3.02.2010

Muz ağacı için akabilir gözyaşlarım...

Gül ağaçlarına, ortancalara olduğu gibi muz ağacına da kar yağdı. Zemheri tüm bahçenin üzerini beyaz bir örtü ile kapladı. Havayı soluduğumda üşüyen, donan çiçeklerin fısıltılarını duyar gibiyim. Baharı bekliyorlar. “Ben de” diyorum çiçeklere. “Ben de baharı bekliyorum. Uzunca zamandır…”
“Onu ağustosta muz tarlalarına götürecektim. Muz seslerini dinleyecekti. Nasıl sevineceğini, hayret edeceğini düşündükçe…” yazıyor, Muz Sesleri’nin arka kapağında. Kalplerin yağmalandığı yerden anlatıyor Ece Temelkuran.
Sayfa 68:
Eve döndüğünde Sıla’ya yazdığı mektubun sonuna şöyle yazdı:
Kadında zaman geçmez. Sakın günün birinde iyileşmek için zamana güvenme.

Sayfa 73:
Dilini bilmediği bir yerde ağlamak fenadır. Çünkü seni, senin dilinde susturacak kimse yoktur. Böyle ağlayınca da kendisininkinden başka bir dilde susturulamaz insan. Annen susmadı.

Sayfa 127:
“Portakal ağaçları dikmemiz gerekiyor!”

“Niye gerekiyormuş habibti?” diye bağırdım, “Burada insanlar için bile yer yok, ne ağacı?!”

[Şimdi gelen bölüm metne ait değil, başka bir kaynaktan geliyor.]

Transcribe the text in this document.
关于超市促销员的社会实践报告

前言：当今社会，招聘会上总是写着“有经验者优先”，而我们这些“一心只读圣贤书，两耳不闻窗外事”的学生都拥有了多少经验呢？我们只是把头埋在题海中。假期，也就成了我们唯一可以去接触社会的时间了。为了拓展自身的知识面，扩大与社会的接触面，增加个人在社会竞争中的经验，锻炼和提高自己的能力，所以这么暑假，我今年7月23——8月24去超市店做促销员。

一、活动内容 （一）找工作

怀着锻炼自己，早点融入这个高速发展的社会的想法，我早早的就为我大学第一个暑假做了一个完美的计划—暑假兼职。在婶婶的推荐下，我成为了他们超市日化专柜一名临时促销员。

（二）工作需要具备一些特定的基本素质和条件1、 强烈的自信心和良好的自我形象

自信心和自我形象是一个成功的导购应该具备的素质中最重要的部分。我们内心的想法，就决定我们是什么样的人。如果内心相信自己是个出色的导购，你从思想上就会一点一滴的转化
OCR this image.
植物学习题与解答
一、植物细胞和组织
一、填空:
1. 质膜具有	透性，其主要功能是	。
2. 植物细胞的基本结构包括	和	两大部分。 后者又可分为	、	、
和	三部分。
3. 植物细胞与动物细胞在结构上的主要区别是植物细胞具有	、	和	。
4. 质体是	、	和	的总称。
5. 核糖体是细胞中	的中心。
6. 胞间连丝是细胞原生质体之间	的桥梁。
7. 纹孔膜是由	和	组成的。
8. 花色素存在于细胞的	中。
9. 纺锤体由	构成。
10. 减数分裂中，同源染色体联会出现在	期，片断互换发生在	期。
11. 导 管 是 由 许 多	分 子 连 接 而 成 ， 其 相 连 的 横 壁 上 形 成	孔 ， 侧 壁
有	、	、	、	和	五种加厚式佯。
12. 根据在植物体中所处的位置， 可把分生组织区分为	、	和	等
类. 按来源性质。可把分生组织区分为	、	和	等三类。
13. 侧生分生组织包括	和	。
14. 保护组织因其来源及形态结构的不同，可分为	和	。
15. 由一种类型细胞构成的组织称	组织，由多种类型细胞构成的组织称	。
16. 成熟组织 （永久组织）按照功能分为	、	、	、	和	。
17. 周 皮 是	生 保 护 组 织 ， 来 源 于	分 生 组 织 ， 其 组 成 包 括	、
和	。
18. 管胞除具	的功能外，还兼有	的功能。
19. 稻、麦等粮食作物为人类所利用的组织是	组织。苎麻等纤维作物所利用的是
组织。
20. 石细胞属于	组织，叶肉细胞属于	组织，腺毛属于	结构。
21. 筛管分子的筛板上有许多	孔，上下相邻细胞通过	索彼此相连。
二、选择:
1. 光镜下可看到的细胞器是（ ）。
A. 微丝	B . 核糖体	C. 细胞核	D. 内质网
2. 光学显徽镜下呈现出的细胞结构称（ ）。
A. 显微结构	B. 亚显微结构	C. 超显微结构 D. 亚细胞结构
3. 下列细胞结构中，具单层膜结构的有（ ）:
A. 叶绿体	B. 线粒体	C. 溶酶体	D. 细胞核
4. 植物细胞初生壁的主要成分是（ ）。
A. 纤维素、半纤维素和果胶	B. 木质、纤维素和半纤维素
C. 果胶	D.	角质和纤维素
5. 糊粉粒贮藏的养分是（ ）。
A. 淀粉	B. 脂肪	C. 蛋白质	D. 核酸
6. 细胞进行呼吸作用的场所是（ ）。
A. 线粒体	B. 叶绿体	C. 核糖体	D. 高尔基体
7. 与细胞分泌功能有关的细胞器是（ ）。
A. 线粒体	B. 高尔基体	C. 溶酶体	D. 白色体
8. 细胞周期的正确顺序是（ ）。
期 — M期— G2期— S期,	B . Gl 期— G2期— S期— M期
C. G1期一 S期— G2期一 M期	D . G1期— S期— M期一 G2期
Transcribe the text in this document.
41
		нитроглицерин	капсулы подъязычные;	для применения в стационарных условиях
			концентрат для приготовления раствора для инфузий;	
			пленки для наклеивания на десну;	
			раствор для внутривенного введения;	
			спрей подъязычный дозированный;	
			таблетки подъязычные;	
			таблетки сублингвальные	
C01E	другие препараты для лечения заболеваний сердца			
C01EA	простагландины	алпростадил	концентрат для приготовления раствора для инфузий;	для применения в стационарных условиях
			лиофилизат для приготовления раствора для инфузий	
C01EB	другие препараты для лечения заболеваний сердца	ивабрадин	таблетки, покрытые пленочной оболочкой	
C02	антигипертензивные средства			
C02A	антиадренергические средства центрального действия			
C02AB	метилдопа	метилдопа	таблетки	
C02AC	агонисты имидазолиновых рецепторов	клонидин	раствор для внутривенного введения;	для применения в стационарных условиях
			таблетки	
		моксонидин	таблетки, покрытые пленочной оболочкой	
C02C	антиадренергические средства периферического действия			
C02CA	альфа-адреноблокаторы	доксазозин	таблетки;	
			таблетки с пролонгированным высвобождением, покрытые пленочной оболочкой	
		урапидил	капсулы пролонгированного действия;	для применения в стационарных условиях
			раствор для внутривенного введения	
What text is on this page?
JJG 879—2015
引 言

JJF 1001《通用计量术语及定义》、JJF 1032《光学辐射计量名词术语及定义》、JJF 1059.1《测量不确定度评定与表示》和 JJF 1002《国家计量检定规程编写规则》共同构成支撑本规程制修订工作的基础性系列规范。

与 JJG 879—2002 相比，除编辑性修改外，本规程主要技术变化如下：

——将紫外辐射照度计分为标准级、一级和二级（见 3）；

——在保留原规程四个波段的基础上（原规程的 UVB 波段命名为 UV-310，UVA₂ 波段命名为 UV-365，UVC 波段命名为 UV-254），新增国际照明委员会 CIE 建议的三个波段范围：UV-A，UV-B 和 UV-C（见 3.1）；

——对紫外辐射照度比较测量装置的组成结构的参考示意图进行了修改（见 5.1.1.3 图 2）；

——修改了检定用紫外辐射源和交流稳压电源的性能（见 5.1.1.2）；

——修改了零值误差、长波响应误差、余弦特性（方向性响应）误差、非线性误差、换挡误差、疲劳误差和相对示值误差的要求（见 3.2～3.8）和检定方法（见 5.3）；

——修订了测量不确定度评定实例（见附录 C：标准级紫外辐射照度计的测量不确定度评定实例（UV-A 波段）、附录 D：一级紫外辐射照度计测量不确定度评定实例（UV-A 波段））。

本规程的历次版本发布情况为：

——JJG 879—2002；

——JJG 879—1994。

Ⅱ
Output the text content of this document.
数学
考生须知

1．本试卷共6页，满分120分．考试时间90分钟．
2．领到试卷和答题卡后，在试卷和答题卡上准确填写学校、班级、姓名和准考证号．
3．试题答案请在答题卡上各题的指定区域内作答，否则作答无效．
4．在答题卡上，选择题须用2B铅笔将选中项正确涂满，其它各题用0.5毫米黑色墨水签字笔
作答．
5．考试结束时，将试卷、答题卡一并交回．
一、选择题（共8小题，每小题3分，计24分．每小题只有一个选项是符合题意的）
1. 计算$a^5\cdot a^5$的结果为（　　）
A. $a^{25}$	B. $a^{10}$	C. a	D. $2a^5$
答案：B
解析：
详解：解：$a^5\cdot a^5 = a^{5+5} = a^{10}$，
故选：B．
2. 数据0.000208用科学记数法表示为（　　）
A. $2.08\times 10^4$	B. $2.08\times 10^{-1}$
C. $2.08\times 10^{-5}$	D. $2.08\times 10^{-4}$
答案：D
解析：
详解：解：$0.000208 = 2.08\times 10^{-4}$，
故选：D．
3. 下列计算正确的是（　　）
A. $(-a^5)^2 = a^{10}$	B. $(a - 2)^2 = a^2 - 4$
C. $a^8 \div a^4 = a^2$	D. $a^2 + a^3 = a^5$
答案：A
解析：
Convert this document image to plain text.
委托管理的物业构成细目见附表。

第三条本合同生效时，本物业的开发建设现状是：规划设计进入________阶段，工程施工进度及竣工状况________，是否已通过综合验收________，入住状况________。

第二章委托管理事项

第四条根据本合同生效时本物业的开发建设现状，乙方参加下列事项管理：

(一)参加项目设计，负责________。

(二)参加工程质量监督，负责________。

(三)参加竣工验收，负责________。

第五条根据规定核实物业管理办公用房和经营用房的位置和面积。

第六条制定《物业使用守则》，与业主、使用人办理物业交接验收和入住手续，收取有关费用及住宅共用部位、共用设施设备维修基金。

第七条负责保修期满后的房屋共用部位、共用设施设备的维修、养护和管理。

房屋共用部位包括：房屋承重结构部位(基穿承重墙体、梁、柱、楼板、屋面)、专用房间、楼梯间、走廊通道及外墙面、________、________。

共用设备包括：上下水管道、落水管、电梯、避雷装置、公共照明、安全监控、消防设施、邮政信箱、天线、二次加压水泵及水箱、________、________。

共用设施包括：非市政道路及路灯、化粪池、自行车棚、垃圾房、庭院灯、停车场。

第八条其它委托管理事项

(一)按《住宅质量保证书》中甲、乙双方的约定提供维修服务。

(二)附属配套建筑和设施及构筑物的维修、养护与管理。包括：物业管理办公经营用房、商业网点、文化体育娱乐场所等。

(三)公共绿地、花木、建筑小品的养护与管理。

“Portakal ağacı dikmeliyiz” dedi, “Çünkü bir çocuk doğuracağım ve karnım büyürken güzel bir şeye bakmak istiyorum.”

Muz ağacı karlar altında… Soğuktan korumak için poşet ile sarıp sarmalamıştık. Nefes alabilsin diye delikler açmıştık poşete. Emine Teyze haber verdi:
“Muz ağacı kırılmış”.
Çok üzüldüm.
“Üzülme” dedi. “Gövdesi kırılmış ama kökü sağlam. Bahara yeniden açar”.
“Açar mı?” diye sorarken muz ağacının yeniden yeşillenmesini diledim. Yaz rüzgârlarında geniş yapraklarının çıkardığı sesi...

Bunca zemheriye rağmen.
Yağmalanan kalbimin bir köşesinde baharı bekleyen bir ağaç daima duracak.